IMAGENS DAS PLACAS DO COTIDIANO

As placas do cotidiano revelam os hábitos e costumes da população de Sobral e as condições meteorológicas no momento do eclipse.

As placas fotográficas também eram utilizadas para fotografar o dia a dia da população. Pessoas, monumentos, eventos, a natureza. Enfim, tudo era registrado neste dispositivo, que foi usado por mais de um século para guardar os momentos importantes da história das sociedades.

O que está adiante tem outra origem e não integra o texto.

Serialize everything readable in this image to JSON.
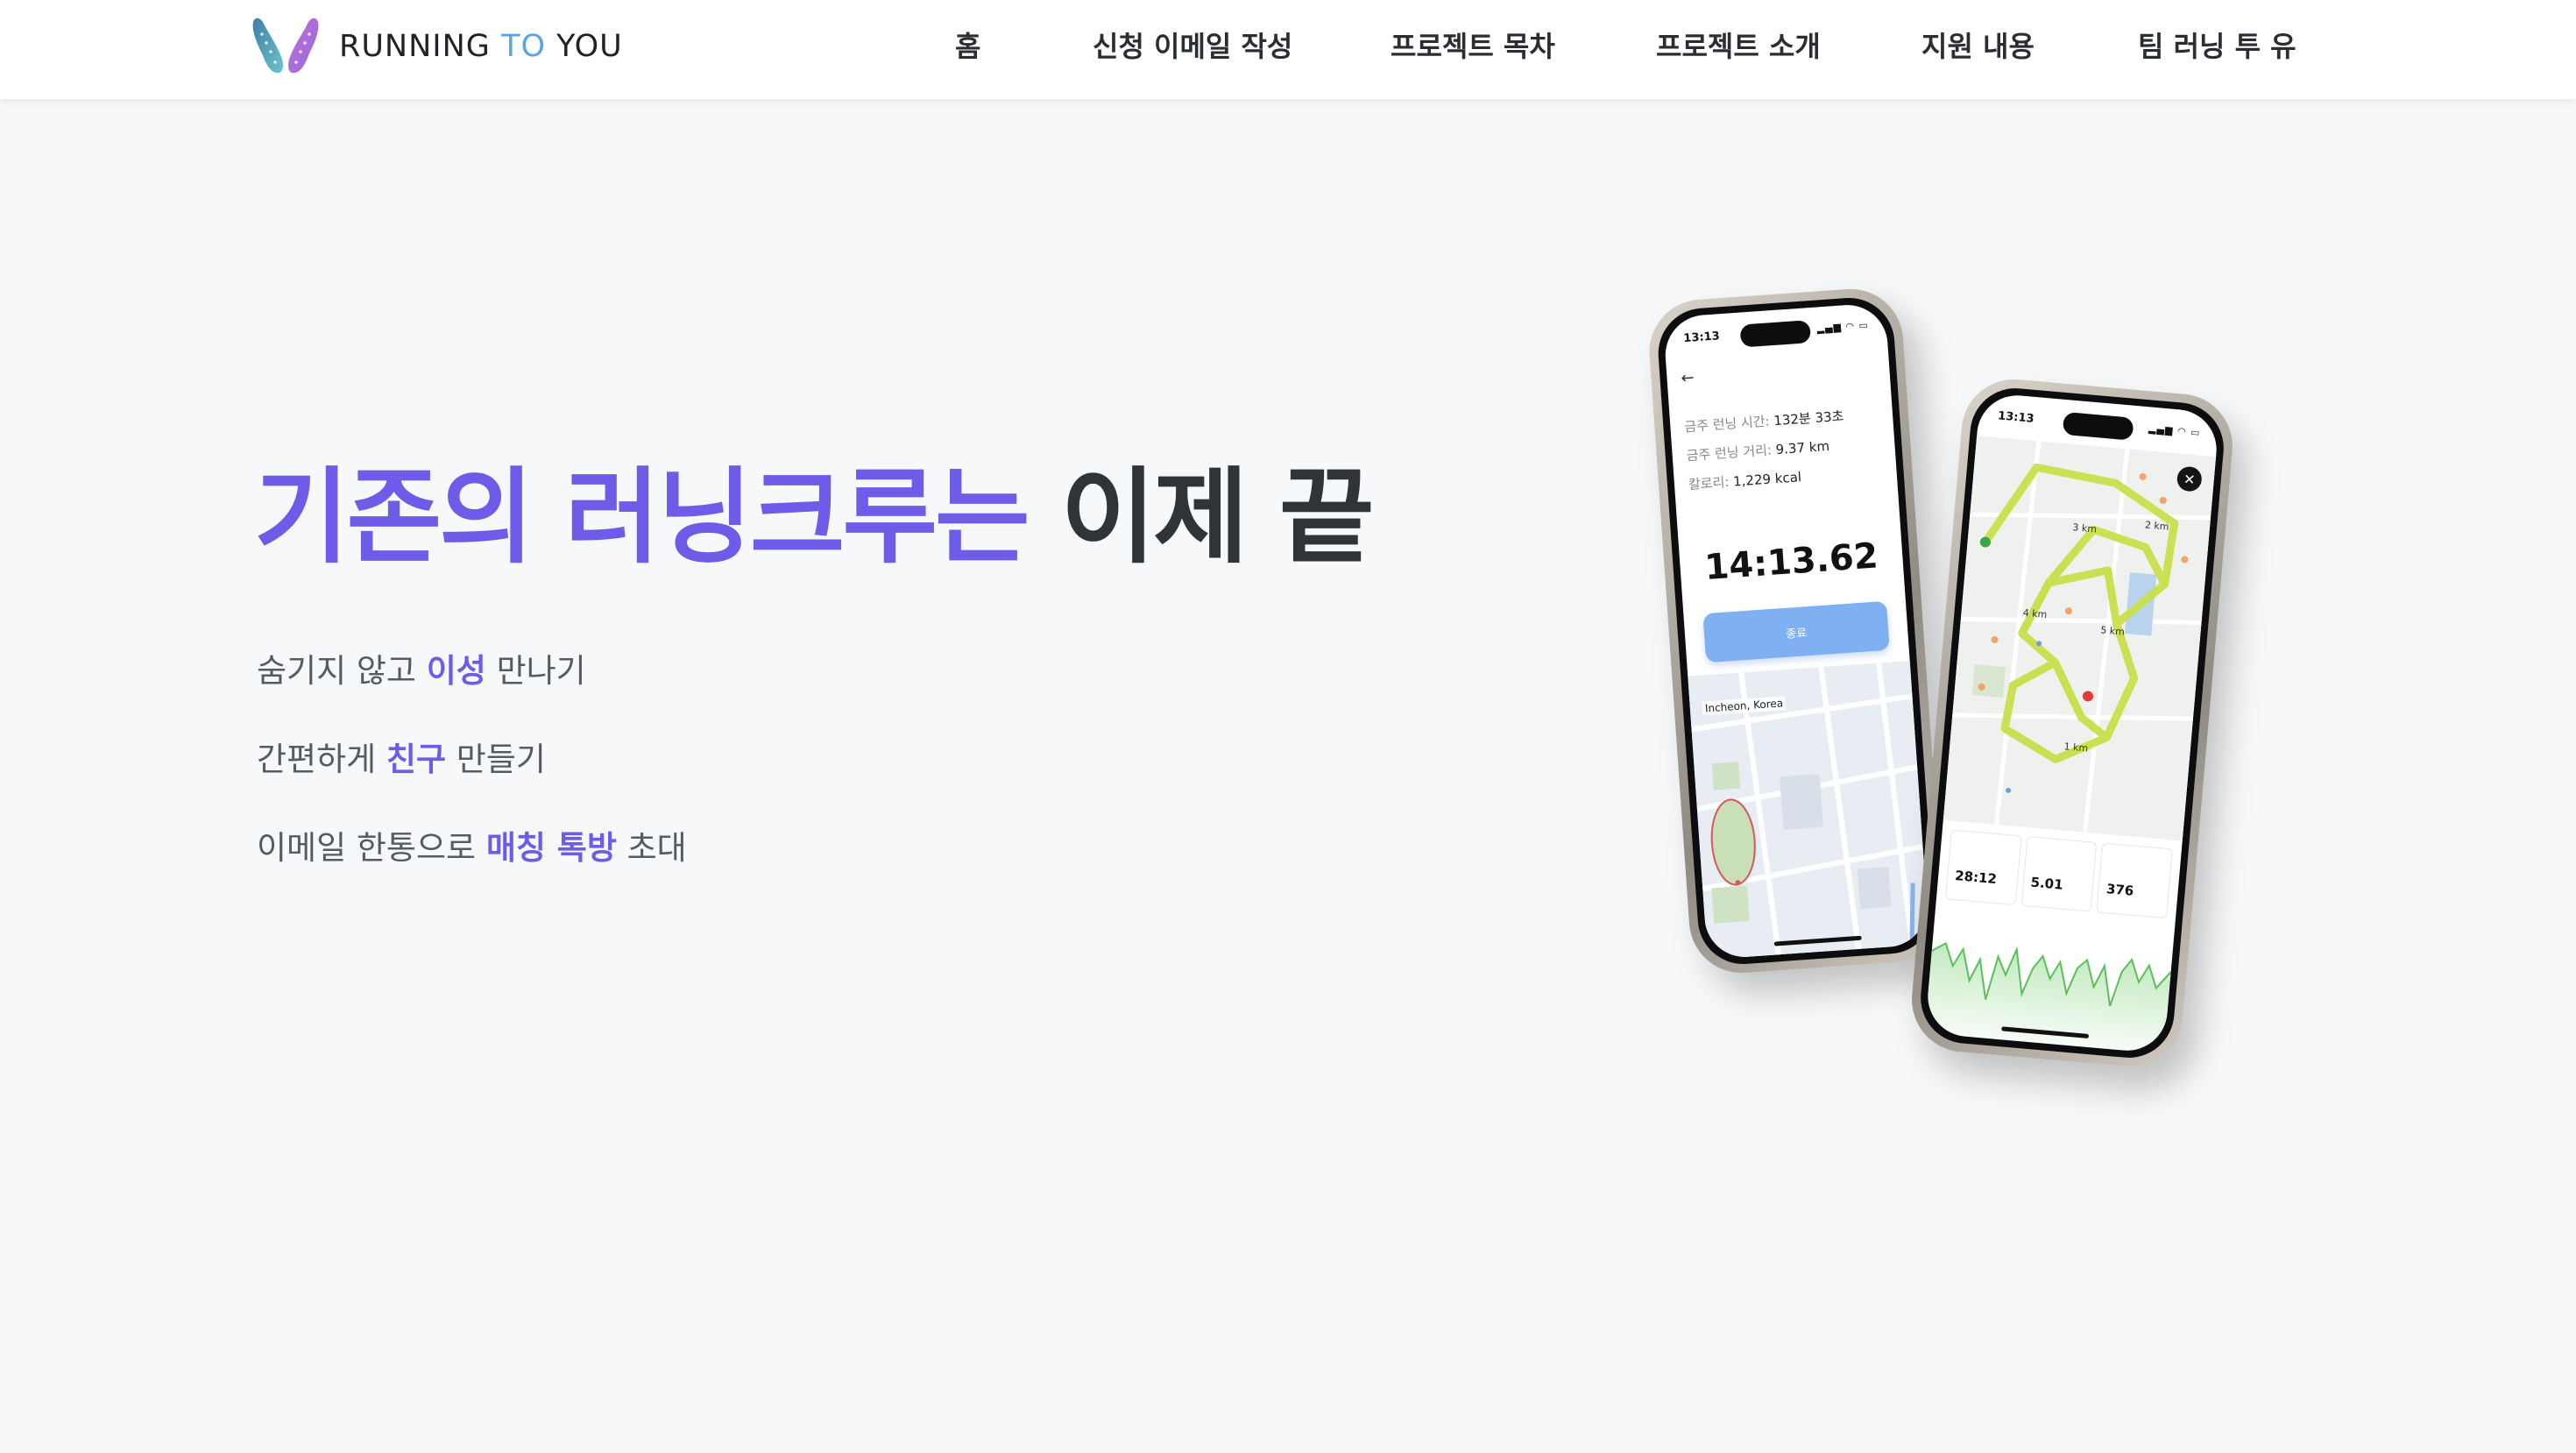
{
  "brand": {
    "name_part1": "RUNNING ",
    "name_part2": "TO",
    "name_part3": " YOU"
  },
  "nav": {
    "items": [
      {
        "label": "홈"
      },
      {
        "label": "신청 이메일 작성"
      },
      {
        "label": "프로젝트 목차"
      },
      {
        "label": "프로젝트 소개"
      },
      {
        "label": "지원 내용"
      },
      {
        "label": "팀 러닝 투 유"
      }
    ]
  },
  "hero": {
    "title_accent": "기존의 러닝크루는",
    "title_rest": "이제 끝",
    "taglines": [
      {
        "pre": "숨기지 않고 ",
        "highlight": "이성",
        "post": " 만나기"
      },
      {
        "pre": "간편하게 ",
        "highlight": "친구",
        "post": " 만들기"
      },
      {
        "pre": "이메일 한통으로 ",
        "highlight": "매칭 톡방",
        "post": " 초대"
      }
    ]
  },
  "phone1": {
    "time": "13:13",
    "stat_time_label": "금주 런닝 시간: ",
    "stat_time_value": "132분 33초",
    "stat_distance_label": "금주 런닝 거리: ",
    "stat_distance_value": "9.37 km",
    "stat_calorie_label": "칼로리: ",
    "stat_calorie_value": "1,229 kcal",
    "timer": "14:13.62",
    "end_button": "종료",
    "map_location": "Incheon, Korea"
  },
  "phone2": {
    "time": "13:13",
    "route_labels": [
      "3 km",
      "2 km",
      "4 km",
      "5 km",
      "1 km"
    ],
    "metric_values": [
      "28:12",
      "5.01",
      "376"
    ]
  },
  "colors": {
    "accent": "#6c5ce7",
    "logo_to": "#5aa5e0",
    "background": "#f7f8fa"
  },
  "icons": {
    "logo": "running-shoes-icon",
    "close": "close-icon",
    "back": "back-arrow-icon"
  }
}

IMAGENS DAS PLACAS DO ECLIPSE

São apresentadas sete placas feitas no apse do eclipse. As observações foram realizadas com o telescópio refrator astrográfico do construtor Mailhat, com 15cm de abertura da objetiva e 8m de distância focal, conjugado com um celostato (conjunto de espelhos planos que permitem registrar a imagem refletida do Sol sobre uma placa fotográfica). Essas placas têm dimensão de 23,5cm x 18cm.

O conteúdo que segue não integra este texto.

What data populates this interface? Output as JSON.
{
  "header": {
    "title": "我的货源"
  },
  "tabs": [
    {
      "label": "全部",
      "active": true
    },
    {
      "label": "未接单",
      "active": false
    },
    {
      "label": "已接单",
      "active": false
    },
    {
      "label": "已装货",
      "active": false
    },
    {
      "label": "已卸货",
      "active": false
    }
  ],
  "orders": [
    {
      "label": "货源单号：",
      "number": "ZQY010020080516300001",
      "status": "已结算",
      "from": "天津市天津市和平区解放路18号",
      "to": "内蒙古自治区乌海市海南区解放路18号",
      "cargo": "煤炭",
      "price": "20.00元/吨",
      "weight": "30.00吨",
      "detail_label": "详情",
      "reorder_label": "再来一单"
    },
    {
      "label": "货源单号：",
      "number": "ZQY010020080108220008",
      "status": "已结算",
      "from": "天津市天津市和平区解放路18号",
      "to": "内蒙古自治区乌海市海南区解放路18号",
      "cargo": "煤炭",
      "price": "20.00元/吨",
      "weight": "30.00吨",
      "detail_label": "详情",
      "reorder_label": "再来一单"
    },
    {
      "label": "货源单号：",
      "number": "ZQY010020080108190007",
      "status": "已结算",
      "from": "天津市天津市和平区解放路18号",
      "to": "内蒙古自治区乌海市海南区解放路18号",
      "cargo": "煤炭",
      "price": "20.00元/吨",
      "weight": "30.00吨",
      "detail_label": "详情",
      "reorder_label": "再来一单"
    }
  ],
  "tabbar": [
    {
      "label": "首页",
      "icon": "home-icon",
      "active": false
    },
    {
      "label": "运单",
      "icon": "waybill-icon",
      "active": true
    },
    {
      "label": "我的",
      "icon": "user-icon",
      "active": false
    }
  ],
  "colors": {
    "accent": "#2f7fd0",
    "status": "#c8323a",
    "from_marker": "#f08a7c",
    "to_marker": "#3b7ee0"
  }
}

As imagens sobre as placas foram obtidas quando o disco da Lua encobriu totalmente o disco do Sol, momento que iniciou às 8:55hs, hora local, do dia 29 de maio de 1919. Durante 5 minutos e 13 segundos foi possível registrar o fenômeno.

Na parte inferior das placas pode-se ver uma escala de tons de cinza, chamada Sensitometria, utilizada para determinar a curva característica da emulsão fotográfica. A curva fornece a sensibilidade, o contraste, o fog e a região de saturação.

PROTUBERÂNCIA

Nos períodos de grande atividade, o Sol emite enormes arcos de plasma (gás ionizado) que são lançados a centenas de milhares de quilômetros na coroa solar. No eclipse de Sobral, o tamanho deste arco foi de aproximadamente 516 mil quilômetros, alcançando uma altura de 142.700 quilômetros. As duas imagens mostram os detalhes deste fenômeno

ESPECTROSCOPIA

Além de participar no apoio e na organização das observações do eclipse, a equipe brasileira fez observações da coroa solar usando um espectrógrafo, equipamento que faz o registro fotográfico das várias "cores" (frequência) que compõem a luz emitida pela fonte (no caso, o Sol).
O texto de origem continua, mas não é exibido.